I start to be able to put weight on the ankle.  Weight bearing in increments over three weeks and the big event–physical therapy begins–wonderful physical therapy.  Some place to go, albeit in a cab of course, still not driving.  I have the distinction there of being the most injured.  My fellow patients want to play tennis or get the kinks out of the neck; I yearn to get to the bathroom at night without crutches.  Driving is a week away, but doesn’t happen on schedule.  October 13, I can drive; October 16, take steps without debilitating pain shooting up the inside of my calf; develop deep love for my physical therapists.  The bliss of putting my foot under the covers and rolling onto either side has not diminished yet.  Still can’t walk the dog or make it to the basement; I ration my walking. Am I up to 100 steps a day?

Yet, strangely to me, I wonder, in the waning days of this debacle, about regaining my non-injured lifestyle.
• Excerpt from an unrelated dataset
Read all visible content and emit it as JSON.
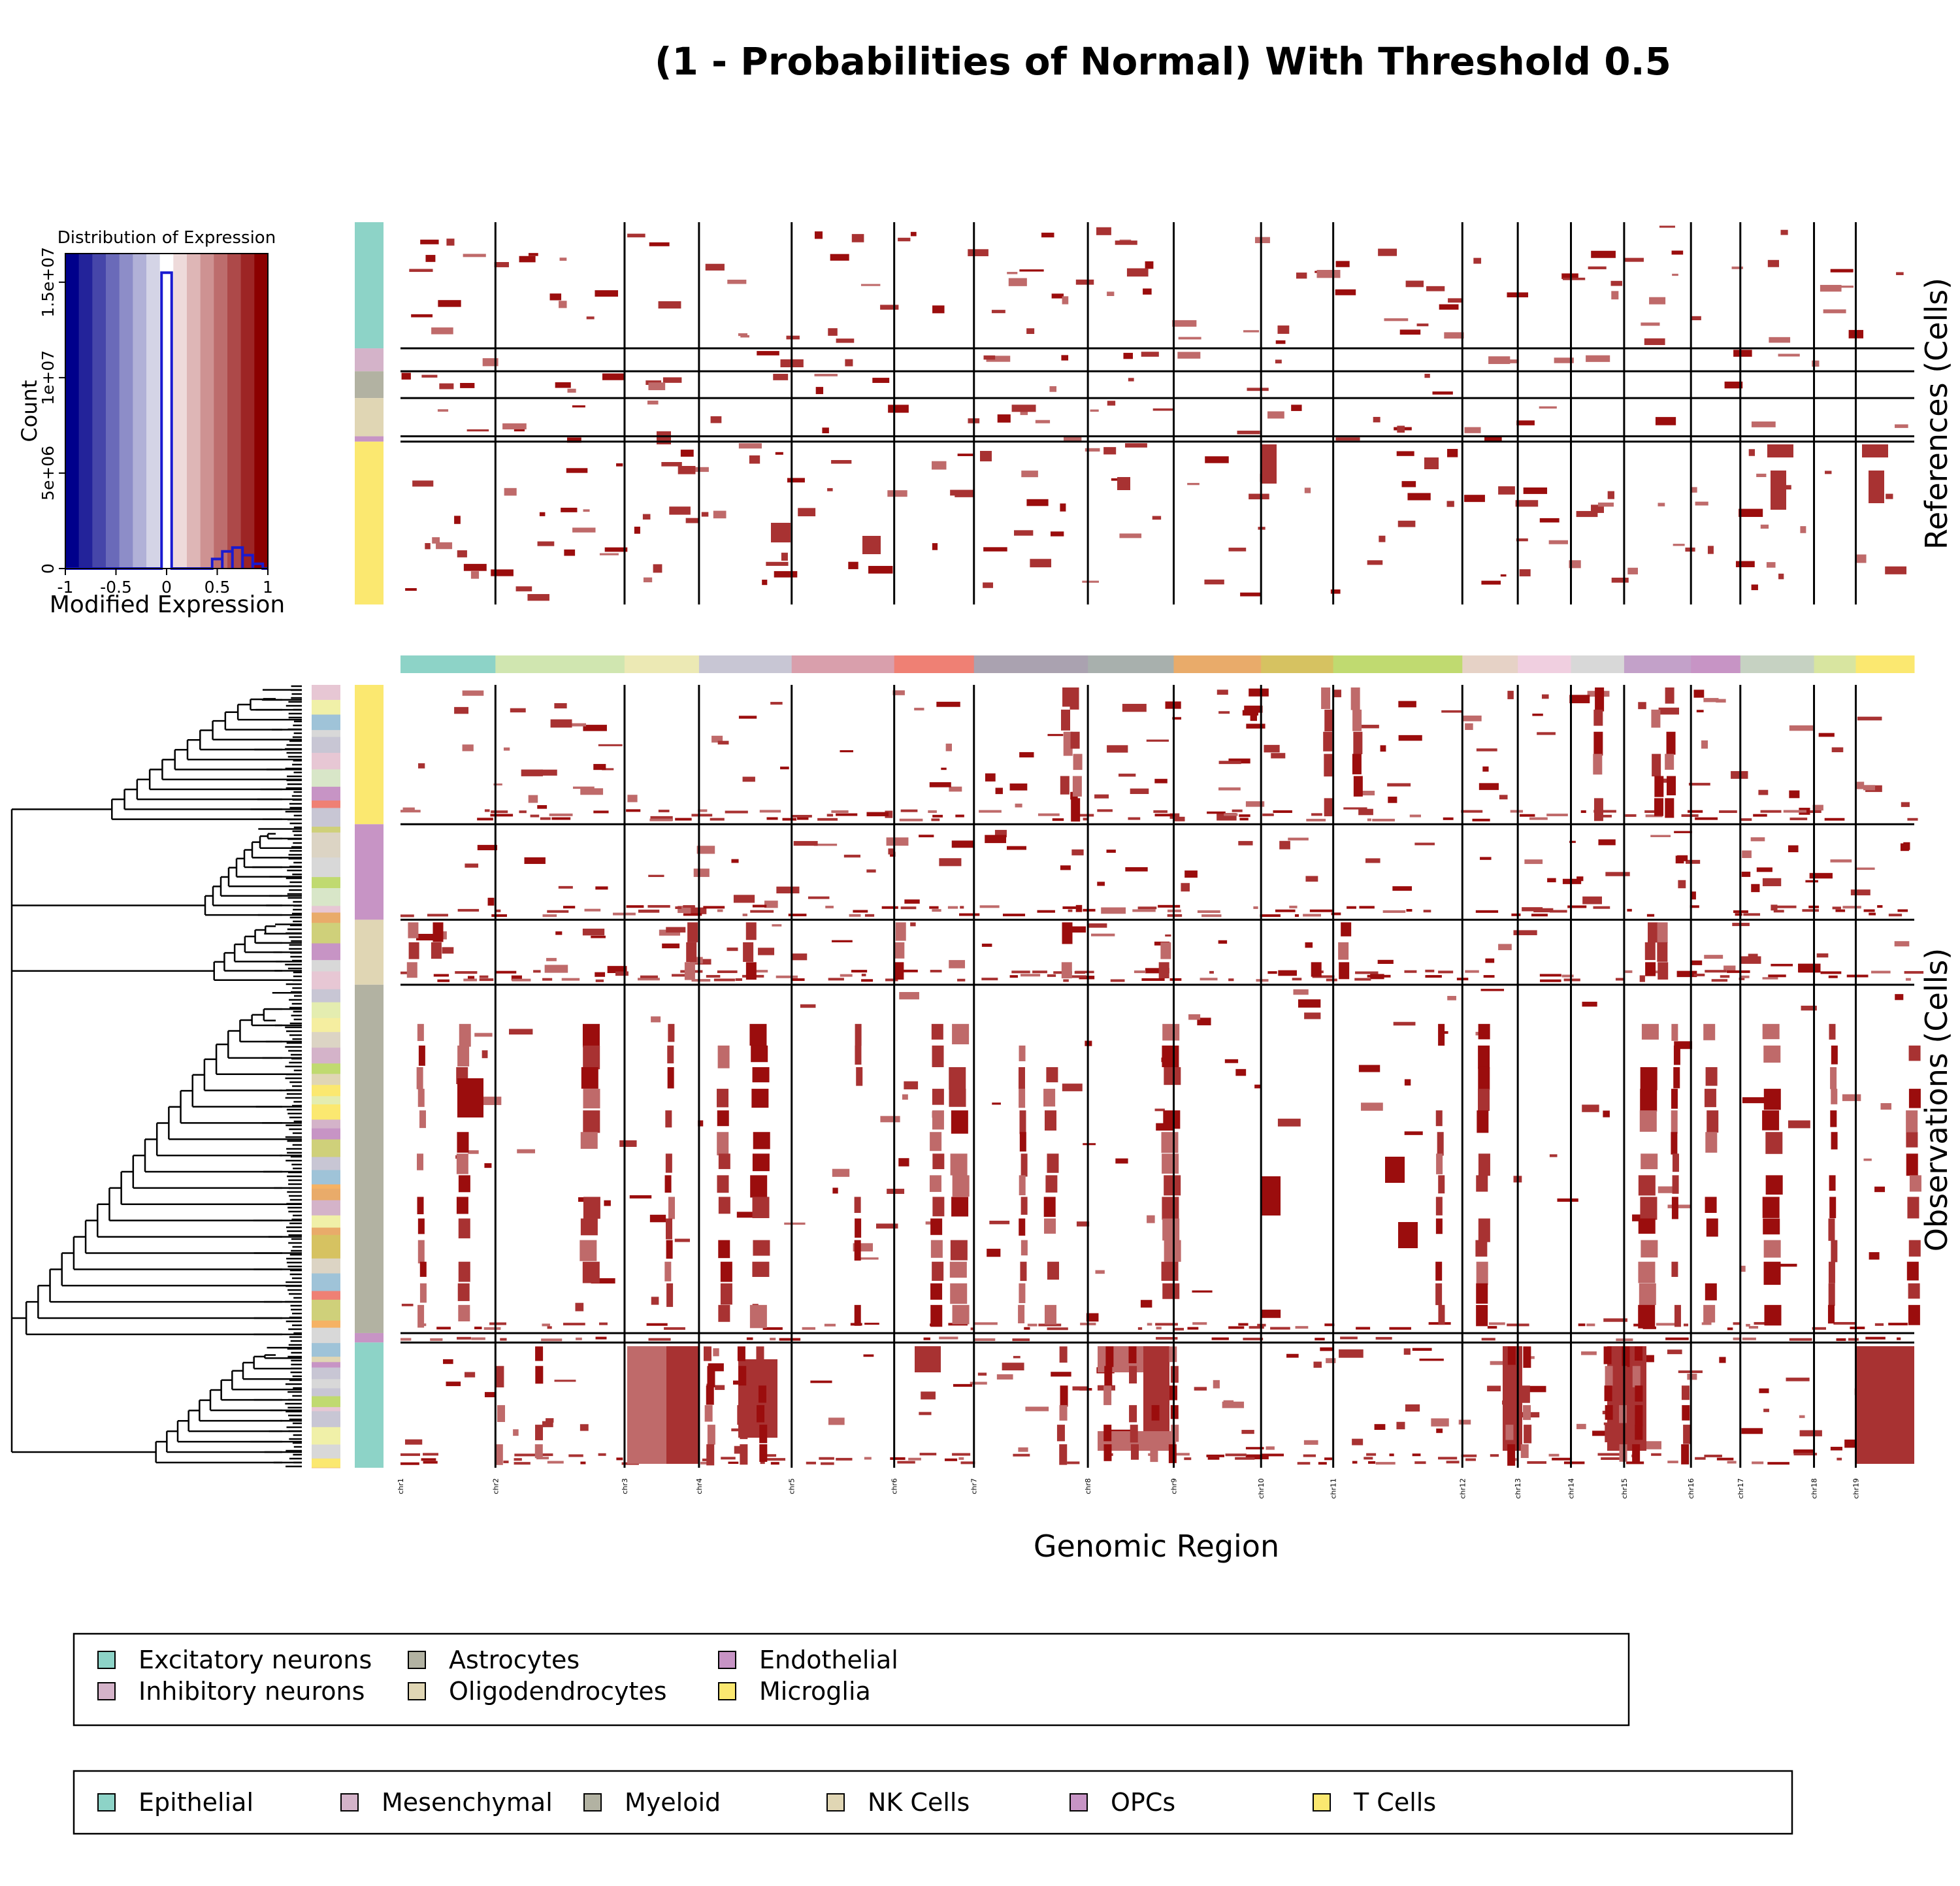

Have I become attached to my injury? It has become a way of life and has taken the place of everything else and has been self-defining.  Like Byron’s Prisoner of Chillon, have I adjusted to love my confinement?  What happens now that I am pretty normal, but just can’t walk very far or much?  I am just a dull, slow mover missing a big part of my life.  For more than twenty years horseback riding formed my identity and occupied my time. It provided exercise, activity, camaraderie, challenges, self-satisfaction, thrills, life lessons, contact with nature and animals–but also, over the last two years, particularly, it has meant frustration, difficulty, great expense, and way too much driving.  How could I ask my family to tolerate all the cost again and the risk for that matter, after I put them through this?  How much would I want to resurrect my old life; it is one thing to miss an aspect of the past and another to go to great lengths to revive it. A good horse does not show up like a stray cat, and even if I had one at my disposal, would my mind allow me to enjoy it?
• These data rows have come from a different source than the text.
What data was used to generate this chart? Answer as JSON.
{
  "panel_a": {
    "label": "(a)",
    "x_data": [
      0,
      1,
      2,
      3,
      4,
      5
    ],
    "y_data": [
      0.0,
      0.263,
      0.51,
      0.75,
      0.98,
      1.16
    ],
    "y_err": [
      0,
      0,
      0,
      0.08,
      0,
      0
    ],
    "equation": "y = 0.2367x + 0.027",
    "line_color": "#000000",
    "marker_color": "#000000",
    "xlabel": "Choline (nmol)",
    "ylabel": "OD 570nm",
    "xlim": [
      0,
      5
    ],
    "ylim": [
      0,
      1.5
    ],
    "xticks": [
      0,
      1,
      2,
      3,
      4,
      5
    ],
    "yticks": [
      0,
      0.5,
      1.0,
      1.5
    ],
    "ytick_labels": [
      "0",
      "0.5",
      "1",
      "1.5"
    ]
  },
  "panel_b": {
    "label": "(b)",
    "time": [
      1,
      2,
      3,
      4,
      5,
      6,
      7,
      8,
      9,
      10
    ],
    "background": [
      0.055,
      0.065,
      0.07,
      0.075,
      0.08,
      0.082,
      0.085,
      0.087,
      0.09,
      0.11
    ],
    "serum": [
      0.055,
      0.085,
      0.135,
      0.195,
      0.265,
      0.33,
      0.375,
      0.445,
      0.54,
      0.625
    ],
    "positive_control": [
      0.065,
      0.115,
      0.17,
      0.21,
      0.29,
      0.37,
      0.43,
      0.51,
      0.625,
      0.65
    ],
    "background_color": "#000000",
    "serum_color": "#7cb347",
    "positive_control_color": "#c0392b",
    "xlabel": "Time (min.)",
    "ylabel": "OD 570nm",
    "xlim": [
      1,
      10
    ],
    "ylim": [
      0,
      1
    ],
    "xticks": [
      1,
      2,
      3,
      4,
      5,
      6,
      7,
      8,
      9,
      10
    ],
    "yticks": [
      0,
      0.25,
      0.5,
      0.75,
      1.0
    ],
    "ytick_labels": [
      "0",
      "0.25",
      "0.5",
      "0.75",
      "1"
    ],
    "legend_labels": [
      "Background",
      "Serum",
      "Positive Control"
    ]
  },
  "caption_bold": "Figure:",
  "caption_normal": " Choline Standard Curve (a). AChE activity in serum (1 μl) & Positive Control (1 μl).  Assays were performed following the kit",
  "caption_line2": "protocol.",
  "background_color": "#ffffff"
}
If riding is gone, I will have to adjust to this in the same way I adjusted to not putting my leg on the ground.  One adjustment after the other.  Seneca noted our ability to adjust as one of the great gifts of nature: “Reflect that men newly shackled chafe at the ball and chain on their legs, but necessity teaches fortitude and habit indifference.  Nature has done better by us here than in any other department, knowing that man was born to sorrow she invented habit as an anodyne to calamity, thus reducing extreme hardship to the level of the ordinary.  If adversity kept the force of its first shock, no one could bear it.” Amen. By the way, if I have sounded like an underachiever as a Stoic, given I cried, had a breakdown in the second emergency room, and fell into despondency, I will point out that I could d have been much worse. At least I understand the best way to act to benefit myself and others who must live with me. I have the knowledge to try to reign myself in.  Like the chubby guy at the gym, how much fatter might I be without it?  I am not a sage, but as Seneca queried, “Who is?”

Soon I will return the rented knee walker and get rid of the crutches. Physical therapy will end and walking will seem normal. This episode will fade and be followed by the next defining moment of gravity, convergence, hapless timing, inevitability, or other force, already in motion.